We awoke in the next station, Search and Rescue had picked us up. The ensurance had claimed all of todays earnings. We had lost the cargo. We had to go out again, get new cargo, deliver, cash in. Had to. We were almost broke now, and it wasn´t regular commodities, it was emergency goods, famine relief. Florence's collar was still wet from the tears of frustration that had been frozen together with her in the escape pod.
It was a rough ride. We took a long detour, bought at some remote place, didn´t buy any additional stuff, to keep the ship light. But we made it. Barely.
We were too exhausted for relief , let alone joy. When Florence went for a shower, I signed up for solo duty. She needed rest, and I had seen our account balance, and I wasn´t gonna have any discussion now.

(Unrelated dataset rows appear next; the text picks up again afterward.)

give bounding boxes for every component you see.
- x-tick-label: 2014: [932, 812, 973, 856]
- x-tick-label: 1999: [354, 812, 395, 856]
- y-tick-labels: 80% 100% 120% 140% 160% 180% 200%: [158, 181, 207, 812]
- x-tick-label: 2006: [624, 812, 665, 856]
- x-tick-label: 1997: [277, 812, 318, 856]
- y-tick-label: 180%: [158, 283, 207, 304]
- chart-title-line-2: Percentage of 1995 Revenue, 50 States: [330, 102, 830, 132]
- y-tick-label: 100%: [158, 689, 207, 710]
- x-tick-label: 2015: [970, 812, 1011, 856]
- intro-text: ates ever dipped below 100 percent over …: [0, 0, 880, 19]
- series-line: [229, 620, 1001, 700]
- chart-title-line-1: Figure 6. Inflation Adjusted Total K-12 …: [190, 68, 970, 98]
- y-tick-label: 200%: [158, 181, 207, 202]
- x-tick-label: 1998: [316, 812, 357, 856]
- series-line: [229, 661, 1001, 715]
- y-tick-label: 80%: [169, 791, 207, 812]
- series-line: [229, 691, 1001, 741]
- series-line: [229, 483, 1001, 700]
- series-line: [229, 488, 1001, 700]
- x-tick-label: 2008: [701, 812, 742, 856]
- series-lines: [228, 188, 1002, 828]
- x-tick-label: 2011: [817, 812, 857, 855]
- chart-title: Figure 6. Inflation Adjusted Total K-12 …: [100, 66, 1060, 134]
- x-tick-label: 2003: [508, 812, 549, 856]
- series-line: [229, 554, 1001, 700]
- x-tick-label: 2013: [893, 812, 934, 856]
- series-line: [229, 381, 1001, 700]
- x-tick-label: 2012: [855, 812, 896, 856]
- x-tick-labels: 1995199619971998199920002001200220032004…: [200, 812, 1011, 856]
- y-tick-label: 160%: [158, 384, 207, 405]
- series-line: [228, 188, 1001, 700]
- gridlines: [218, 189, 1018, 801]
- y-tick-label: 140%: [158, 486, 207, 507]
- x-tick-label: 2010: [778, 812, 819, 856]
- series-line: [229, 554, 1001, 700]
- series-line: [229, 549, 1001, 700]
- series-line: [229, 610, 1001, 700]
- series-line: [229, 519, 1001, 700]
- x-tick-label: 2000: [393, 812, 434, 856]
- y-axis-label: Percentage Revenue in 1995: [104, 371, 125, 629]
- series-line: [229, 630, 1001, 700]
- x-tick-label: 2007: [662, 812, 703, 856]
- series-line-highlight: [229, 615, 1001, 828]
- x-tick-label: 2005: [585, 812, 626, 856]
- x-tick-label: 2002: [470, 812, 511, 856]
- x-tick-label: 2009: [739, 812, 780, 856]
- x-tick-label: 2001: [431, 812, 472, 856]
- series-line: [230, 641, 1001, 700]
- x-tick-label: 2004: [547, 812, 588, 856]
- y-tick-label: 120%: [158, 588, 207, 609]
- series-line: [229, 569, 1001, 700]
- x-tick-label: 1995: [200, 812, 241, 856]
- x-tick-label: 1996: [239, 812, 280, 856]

I took the new FDL for a spin, some low-grade bounty hunting to get familiar with the fixed heavy cannon, and it all went pretty well, except the FDL heating up in no time from the double beam lasers and railguns. Gotta review that outfit.
I regained some confidence, got cocky, signed up for follow up missions. Bring down the head of the posse. Ok, I can do that, it was only back-station ratpack, anyway. He went down suspiciously easy.....then came the message " Ehr..that´s awkward...wrong target, the real boss is still about in this and that system, says our contact..."
Ouukaayh... * sigh*....
The real boss was no joke. I found him, and he went for me, full throttle, in my face. I broke engagement, he pursued, wouldn´t let loose. Waited for me outside the repair yard and went at me again, jump away, come again.
I had no choice.
I had to swap ship to the engineered Mk II.
And I had to call Florence back from her bunk to duty. In an emergency. Now. After this hellride. Not the perfect situation, not the right time, not at all.
But this guy was gonna have me, and maybe a win would do her some good.
She was very pale, and very silent, but she did it, and we got the guy.
We docked, and she stared at the desk, silently nodded without blinking, slowly rose from the seat, steadying herself on the comms panel, and I noticed her banging her knee on the railing when she climbed out of the ship.
I had never seen her like this.
I am worried. Like, seriously worried.
I have to do the long exploration tour now. Alone, in a single seater. It´s the only way to send her on holiday that´s not gonna make it worse.